McGill shoved his pistol in the back waistband of his cargo pants and hurried out to run across if she needed help. The heavy smells of tree root sap and fresh overturned soil were thick in the boiling air. He glanced downwards at his missing tree's crater every bit he hurried past information technology. The remaining roots were cleanly severed at the margin of the hemisphere. What kind of motorcar could have done such a thing? And why?

"Miz Fontenot, are y'all okay?" he called as he scanned the street for strange vehicles. His snap judgement that this was the work of criminals he'd crossed seemed ridiculous at present. Someone who could take a pair of large old trees similar this could have taken his whole house with him within information technology. But someone did do this foreign, powerful matter, and then maybe the perpetrator was watching? The hand of God hadn't just scooped out their trees. The universe didn't work that way. Did it?

Mrs. Fontenot fabricated no reply to his call, did not move, and so he ran over and knelt beside her.

"Miz Fontenot?" He gently touched her shoulder. "Are yous okay?"

She slowly turned to confront him. Her dark face was moisture with tears, and her brown optics stared wide. He'd in one case seen that same expression on a pocket-sized male child who'd watched his father cut upwards his female parent with a hatchet.

"Oh … Detective. Then fine of you to visit." Her voice was as flat every bit a salt marsh.

"Did you encounter what happened?"

"I saw … I saw …."

She started to weep. Deep, wracking, soul-wrenching sobs. People her age who got this upset sometimes had heart attacks or strokes. McGill wondered if he should telephone call for a squad, but he wasn't sure if she had health insurance. If she didn't, the ambulance and ER bills might break her. She didn't seem to be in immediate danger. Perchance she but needed a risk to rest and get together herself.

"Can you stand upward? Let's get yous inside. I'll make you lot some tea."

He gently helped her up and escorted her dorsum into her house. She stopped crying, only her whole body shook every bit if she were walking through snowfall. Shock, definitely. He got her settled in her piece of cake chair, pulled off her boots, and tucked a crocheted afghan over her legs so she'd stay warm.

"Thank you, Detective. You lot're a kind man. Don't permit zero tell you lot otherwise."

McGill smiled at her and went into her kitchen to put the kettle on.

When he returned with a steaming mug of chamomile tea, Mrs. Fontenot was dead.

The purely practical role of McGill's mind told him that a squad wouldn't have arrived in fourth dimension to save her. They merely wouldn't bust the speed limit for a blackness lady with vague symptoms, non fifty-fifty if a white off-duty cop was calling on her behalf. And that renewed realization – the system he served was horribly flawed – made the mess of sadness, acrimony and guilt stewing in his skull well-nigh eddy over.

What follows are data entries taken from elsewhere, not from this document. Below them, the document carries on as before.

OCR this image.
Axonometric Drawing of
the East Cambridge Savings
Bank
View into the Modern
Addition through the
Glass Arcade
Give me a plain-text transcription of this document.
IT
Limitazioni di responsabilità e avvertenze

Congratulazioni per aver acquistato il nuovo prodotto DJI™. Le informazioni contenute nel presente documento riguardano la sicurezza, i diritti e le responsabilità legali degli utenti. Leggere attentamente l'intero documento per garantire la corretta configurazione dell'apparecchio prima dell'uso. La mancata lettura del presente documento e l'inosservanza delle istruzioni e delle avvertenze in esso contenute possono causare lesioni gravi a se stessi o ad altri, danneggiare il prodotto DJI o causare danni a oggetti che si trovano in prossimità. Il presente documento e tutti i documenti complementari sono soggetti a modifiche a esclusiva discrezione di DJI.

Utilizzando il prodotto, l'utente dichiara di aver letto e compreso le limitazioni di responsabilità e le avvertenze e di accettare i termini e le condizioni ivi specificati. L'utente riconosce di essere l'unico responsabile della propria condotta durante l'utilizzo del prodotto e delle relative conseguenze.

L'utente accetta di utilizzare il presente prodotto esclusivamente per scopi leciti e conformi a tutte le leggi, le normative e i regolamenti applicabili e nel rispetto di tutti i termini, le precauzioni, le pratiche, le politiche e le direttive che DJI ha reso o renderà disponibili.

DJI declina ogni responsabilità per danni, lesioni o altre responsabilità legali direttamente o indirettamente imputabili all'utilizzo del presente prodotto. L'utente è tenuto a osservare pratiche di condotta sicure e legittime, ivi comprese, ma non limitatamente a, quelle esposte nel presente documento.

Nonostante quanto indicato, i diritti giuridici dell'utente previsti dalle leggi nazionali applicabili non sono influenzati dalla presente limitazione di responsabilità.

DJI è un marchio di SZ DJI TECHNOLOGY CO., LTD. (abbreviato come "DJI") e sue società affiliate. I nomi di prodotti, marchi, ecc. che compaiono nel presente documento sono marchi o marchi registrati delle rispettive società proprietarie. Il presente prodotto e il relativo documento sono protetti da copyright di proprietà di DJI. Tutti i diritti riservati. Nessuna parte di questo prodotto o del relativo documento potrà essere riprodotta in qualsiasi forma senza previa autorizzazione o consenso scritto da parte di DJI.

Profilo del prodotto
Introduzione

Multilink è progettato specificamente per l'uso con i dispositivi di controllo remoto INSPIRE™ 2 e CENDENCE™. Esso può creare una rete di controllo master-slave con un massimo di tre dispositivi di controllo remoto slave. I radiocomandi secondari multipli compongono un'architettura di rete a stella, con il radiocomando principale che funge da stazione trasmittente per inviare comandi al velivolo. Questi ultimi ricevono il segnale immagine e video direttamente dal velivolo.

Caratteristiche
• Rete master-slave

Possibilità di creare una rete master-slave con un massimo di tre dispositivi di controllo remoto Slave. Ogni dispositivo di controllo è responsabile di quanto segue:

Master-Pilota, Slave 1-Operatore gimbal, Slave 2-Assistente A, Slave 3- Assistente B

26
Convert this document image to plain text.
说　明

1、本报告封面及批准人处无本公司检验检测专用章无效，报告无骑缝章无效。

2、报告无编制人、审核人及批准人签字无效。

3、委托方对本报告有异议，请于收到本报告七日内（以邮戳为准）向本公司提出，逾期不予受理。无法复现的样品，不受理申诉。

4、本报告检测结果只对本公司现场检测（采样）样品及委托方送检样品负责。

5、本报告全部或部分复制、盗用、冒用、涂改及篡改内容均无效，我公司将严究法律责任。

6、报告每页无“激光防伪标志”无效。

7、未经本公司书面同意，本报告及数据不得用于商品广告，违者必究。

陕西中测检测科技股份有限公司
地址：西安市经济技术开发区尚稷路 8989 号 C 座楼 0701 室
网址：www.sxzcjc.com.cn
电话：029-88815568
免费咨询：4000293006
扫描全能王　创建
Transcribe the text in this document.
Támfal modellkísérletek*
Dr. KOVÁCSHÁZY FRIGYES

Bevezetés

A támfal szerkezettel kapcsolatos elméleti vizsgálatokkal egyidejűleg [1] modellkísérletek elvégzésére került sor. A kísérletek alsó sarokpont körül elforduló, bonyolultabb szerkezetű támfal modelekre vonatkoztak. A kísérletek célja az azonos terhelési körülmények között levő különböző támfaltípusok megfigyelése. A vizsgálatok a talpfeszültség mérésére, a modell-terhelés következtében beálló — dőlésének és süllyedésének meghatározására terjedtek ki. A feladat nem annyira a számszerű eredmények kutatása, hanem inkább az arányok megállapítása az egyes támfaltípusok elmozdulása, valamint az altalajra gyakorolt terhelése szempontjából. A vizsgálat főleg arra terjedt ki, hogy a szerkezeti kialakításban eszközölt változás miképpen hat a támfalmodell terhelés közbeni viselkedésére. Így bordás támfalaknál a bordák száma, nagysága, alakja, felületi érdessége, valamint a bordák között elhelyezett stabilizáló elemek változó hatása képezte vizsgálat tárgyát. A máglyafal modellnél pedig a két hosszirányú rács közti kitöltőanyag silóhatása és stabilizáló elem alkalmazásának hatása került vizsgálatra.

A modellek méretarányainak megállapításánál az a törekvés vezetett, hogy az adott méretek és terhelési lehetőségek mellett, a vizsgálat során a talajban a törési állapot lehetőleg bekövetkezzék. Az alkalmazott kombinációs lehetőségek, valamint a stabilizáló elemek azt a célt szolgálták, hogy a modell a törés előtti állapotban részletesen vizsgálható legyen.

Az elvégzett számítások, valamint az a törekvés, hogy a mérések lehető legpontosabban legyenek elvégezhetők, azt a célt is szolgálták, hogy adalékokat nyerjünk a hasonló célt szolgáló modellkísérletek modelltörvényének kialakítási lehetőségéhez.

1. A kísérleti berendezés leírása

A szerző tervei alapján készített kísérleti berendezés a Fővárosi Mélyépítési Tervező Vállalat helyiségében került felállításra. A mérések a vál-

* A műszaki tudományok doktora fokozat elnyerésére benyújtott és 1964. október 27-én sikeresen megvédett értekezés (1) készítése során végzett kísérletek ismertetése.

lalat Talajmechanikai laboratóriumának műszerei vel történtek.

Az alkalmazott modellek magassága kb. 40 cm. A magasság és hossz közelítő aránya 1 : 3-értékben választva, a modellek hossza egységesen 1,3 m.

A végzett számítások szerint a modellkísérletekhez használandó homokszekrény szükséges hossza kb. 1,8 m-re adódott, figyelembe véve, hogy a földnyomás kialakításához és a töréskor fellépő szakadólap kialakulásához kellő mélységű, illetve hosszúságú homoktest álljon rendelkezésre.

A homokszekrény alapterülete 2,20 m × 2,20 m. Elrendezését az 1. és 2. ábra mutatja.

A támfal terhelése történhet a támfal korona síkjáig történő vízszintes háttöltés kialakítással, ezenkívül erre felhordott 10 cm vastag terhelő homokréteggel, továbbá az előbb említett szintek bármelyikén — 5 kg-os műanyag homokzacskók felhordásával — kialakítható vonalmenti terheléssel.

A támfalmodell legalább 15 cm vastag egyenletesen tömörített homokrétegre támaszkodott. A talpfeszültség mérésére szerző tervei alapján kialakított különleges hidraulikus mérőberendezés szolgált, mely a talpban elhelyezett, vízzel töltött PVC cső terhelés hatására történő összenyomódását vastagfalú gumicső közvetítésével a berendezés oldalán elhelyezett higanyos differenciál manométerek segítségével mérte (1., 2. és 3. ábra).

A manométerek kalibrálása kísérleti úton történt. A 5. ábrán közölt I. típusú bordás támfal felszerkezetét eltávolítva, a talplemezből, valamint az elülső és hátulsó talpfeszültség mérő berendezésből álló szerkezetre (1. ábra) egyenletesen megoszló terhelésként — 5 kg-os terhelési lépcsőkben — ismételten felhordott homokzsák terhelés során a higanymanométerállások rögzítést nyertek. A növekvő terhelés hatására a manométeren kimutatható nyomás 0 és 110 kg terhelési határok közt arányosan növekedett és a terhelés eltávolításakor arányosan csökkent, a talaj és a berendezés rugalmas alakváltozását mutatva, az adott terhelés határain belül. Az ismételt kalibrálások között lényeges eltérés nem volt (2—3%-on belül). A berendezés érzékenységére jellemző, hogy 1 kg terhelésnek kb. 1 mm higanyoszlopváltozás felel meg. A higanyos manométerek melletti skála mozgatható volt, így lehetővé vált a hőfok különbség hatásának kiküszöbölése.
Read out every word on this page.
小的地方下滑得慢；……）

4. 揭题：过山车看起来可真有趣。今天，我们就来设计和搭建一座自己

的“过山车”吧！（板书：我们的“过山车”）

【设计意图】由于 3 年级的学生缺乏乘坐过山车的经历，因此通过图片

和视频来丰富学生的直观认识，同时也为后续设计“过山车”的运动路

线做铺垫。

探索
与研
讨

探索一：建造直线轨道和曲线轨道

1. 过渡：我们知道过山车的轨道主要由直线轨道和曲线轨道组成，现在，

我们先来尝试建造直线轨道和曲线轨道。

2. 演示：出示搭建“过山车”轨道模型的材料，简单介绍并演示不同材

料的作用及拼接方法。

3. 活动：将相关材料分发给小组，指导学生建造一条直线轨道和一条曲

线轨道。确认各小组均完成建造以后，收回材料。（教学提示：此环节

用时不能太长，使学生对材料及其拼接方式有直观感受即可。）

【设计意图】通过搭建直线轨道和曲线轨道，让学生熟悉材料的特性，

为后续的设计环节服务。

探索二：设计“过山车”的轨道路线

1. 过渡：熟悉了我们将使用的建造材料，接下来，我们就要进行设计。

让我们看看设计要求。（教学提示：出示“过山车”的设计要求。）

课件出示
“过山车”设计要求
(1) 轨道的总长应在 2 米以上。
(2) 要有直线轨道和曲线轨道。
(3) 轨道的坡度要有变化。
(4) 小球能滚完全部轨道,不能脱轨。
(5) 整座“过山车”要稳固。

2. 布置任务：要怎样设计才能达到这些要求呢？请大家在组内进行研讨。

He hadn't shed a single tear at whatever of the terrible murder scenes he'd investigated. Nobody wanted an emotional cop. It was not professional, it was not manly, and he would not weep now for this sweet old lady slumped in her favorite chair, fifty-fifty if nobody could possibly see him.

He would not cry. He would do his job: find out who did this to her. This wasn't technically murder, but he was certain to his core that whoever took her tree, took her life just the same. He would work this like any other case, and he would solve it, and in that location would be justice.